I agree that it is irrelevant that the business was once owned by a partnership. For when the sale to the Corning Company occurred, the partnership was dead, had become merely a memory, a ghost. To say that the sale was of the partnership's assets would, then, be to indulge in animism.
But I do not agree that we should ignore what the parties to the sale, Williams and the Corning Company, actually did. They did not arrange for a transfer to the buyer, as if in separate bundles, of the several ingredients of the business. They contracted for the sale of the entire business as a going concern.
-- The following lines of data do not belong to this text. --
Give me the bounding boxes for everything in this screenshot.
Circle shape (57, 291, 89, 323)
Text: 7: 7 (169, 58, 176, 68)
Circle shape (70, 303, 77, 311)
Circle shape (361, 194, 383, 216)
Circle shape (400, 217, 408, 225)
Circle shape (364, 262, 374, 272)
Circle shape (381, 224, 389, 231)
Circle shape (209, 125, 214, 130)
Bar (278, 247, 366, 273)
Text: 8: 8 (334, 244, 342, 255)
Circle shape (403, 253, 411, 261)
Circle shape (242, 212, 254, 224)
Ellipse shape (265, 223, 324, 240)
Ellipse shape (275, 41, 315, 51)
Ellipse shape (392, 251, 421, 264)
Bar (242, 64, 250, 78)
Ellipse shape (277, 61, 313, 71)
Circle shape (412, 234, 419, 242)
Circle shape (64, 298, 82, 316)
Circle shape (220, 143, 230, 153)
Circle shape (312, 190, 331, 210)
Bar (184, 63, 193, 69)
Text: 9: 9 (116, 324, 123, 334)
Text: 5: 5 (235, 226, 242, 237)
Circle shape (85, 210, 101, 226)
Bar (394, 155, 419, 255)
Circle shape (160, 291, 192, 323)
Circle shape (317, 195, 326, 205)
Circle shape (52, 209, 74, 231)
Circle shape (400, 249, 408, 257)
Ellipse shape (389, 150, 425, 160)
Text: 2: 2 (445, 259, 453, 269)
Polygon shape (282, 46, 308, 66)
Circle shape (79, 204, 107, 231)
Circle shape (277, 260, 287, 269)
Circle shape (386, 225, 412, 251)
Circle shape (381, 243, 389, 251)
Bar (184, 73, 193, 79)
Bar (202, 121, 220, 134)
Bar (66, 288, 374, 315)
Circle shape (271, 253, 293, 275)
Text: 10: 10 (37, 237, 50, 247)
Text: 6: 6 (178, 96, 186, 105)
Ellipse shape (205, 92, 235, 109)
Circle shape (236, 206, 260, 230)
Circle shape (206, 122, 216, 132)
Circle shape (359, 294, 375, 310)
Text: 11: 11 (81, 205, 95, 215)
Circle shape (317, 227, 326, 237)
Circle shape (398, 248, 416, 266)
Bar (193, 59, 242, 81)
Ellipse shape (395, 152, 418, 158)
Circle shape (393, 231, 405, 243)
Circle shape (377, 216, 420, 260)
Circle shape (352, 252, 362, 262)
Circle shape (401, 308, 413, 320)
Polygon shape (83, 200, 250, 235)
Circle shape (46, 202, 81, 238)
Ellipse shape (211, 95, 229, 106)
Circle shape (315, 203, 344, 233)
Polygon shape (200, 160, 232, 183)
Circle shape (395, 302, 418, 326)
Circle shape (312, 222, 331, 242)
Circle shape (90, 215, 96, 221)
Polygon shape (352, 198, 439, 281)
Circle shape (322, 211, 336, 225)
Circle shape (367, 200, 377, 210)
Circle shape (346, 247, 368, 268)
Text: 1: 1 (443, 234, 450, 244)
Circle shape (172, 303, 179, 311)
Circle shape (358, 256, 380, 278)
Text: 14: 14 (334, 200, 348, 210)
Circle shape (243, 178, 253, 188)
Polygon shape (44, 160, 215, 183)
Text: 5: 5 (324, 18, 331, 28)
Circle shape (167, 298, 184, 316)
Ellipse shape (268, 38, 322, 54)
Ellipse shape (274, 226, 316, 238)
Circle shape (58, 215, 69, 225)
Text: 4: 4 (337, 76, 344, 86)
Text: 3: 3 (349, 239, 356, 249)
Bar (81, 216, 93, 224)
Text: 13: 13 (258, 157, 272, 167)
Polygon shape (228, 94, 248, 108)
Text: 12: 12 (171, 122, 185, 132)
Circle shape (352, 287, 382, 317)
Here is what they said in their agreement: "The party of the first part agrees to sell and the party of the second part agrees to buy, all of the right, title and interest of the said party of the first part in and to the hardware business now being conducted by the said party of the first part, including cash on hand and on deposit in the First National Bank Trust Company of Corning in the A.F. Williams Hardware Store account, in accounts receivable, bills receivable, notes receivable, merchandise and fixtures, including two G.M. trucks, good will and all other assets of every kind and description used in and about said business. * * * Said party of the first part agrees not to engage in the hardware business within a radius of twenty-five miles from the City of Corning, New York, for a period of ten years from the 1st day of October 1940."
Emphasis added.
To carve up this transaction into distinct sales — of cash, receivables, fixtures, trucks, merchandise, and good will — is to do violence to the realities. I do not think Congress intended any such artificial result. In the Senate Committee Report on the 1942 amendment to § 117, it was said: "It is believed that this Senate amendment will be of material benefit to businesses which, due to depressed conditions, have been compelled to dispose of their plant or equipment at a loss. The bill defines property used in a trade or business as property used in the trade or business of a character which is subject to the allowance for depreciation, and real property held for more than six months which is not properly includible in the inventory of the taxpayer if on hand at the close of the taxable year or property held by the taxpayer primarily for sale to customers in the ordinary course of his trade or business. If a newspaper purchased the plant and equipment of a rival newspaper and later sold such plant and equipment at a loss, such plant and equipment, being subject to depreciation, would constitute property used in the trade or business within the meaning of this section." These remarks show that what Congress contemplated was not the sale of a going business but of its dismembered parts. Where a business is sold as a unit, the whole is greater than its parts. Businessmen so recognize; so, too, I think, did Congress. Interpretation of our complicated tax statutes is seldom aided by saying that taxation is an eminently practical matter (or the like). But this is one instance where, it seems to me, the practical aspects of the matter should guide our guess as to what Congress meant. I believe Congress had those aspects in mind and was not thinking of the nice distinctions between Roman and Anglo-American legal theories about legal entities.